A fan blade (12), comprising an interior space (16) and a plurality of holes (26) in fluid communication with said interior space (16) and from which a high pressure cryogenic gas (34) is ejected for cleaning a surface (14) of the fan blade (12).
The blade according to claim 1, wherein the interior space (16) is an annular space.
The blade according to claim 1 or 2, wherein the rotary coupling (18) provides a passageway (20) therethrough for the cryogenic gas (34) to be fed or directed to the interior space (16).
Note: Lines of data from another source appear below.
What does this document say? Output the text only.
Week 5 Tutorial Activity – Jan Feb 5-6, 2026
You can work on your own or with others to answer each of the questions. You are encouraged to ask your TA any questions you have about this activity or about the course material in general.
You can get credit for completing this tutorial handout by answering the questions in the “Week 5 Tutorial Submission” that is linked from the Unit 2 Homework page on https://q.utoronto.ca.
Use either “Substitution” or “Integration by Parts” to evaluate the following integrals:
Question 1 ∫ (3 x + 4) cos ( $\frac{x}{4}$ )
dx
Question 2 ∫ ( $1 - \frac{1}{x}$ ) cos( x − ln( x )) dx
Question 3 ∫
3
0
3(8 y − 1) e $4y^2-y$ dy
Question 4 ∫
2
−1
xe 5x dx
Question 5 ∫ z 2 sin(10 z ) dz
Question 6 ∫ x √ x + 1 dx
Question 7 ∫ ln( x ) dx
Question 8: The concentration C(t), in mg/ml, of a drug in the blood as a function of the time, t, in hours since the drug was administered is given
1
The blade according to at least one of claims 1 to 3, wherein a high pressure rotary seal is disposed in the rotary coupling (18), said seal allowing a hub of the rotary coupling (18) to rotate and/or a gas feed pipe (24) to remain stationary.
The blade according to at least one of claims 1 to 4, wherein the cryogenic gas (34) is selected from the group consisting of nitrogen gas and carbon dioxide gas.
The blade according to at least one of claims 1 to 5, wherein the fan blade (12) is mounted for operation at an interior (36) of a freezer (38).
The blade according to claim 6, wherein the freezer (38) is a cryogenic tunnel freezer.
A self-cleaning fan (10), comprising:
- a blade (12) having an interior space (16) and a plurality of holes (26) along the blade (12) in fluid communication with the interior space (16);

- a rotary coupling (18) mounted to and operatively associated with the blade (12), the rotary coupling (18) having an interior portion (28) in fluid communication with the interior space (16) and a source of cryogenic gas (34); and

- a valve (52) interposed between the interior portion (28) and the source of the cryogenic gas (34) for selectively releasing a high pressure flow of the cryogenic gas (34) into the interior portion (28) and through the interior space (16) for discharge from the plurality of holes (26) onto a surface (14) of the blade (12) without having to cease rotation of the blade (12).
The fan according to claim 8, wherein the blade (12) is embodied according to at least one of claims 1 to 7.
The fan according to claim 8 or 9, wherein the fan (10) is rotatably mounted to a shaft (32) which is operationally associated with a motor (40) disposed at an exterior of a freezer (38) so as not to transfer heat from the motor (40) to an interior (36) of the freezer (38).
The fan according to claim 10, wherein a pipe (39) extends along an exterior of the freezer (38) and comprises a proximate end (46) in fluid communication with the interior portion (28) such that the cryogenic gas (34) can be introduced through the rotary coupling (18) and into the interior space (16).
The fan according to claim 11, wherein a distal end (48) of the pipe (39) is in fluid communication with a buffer tank (50) for the cryogenic gas (34), said buffer tank (50) being intermittently fed with the cryogenic gas (34) from the source.
The fan according to claim 12, wherein the buffer tank (50) operates as an accumulator which is pressurized to ultimately provide the cryogenic gas (34) to the interior space (16) for cleaning the surface (14) at select time periods or intervals.
The fan according to at least one of claims 8 to 13, further comprising a conveyor belt (58) for transporting at least one product (60) through the interior (36) of the freezer (38).
The fan according to claim 14, wherein the at least one product (60) is at least one food product.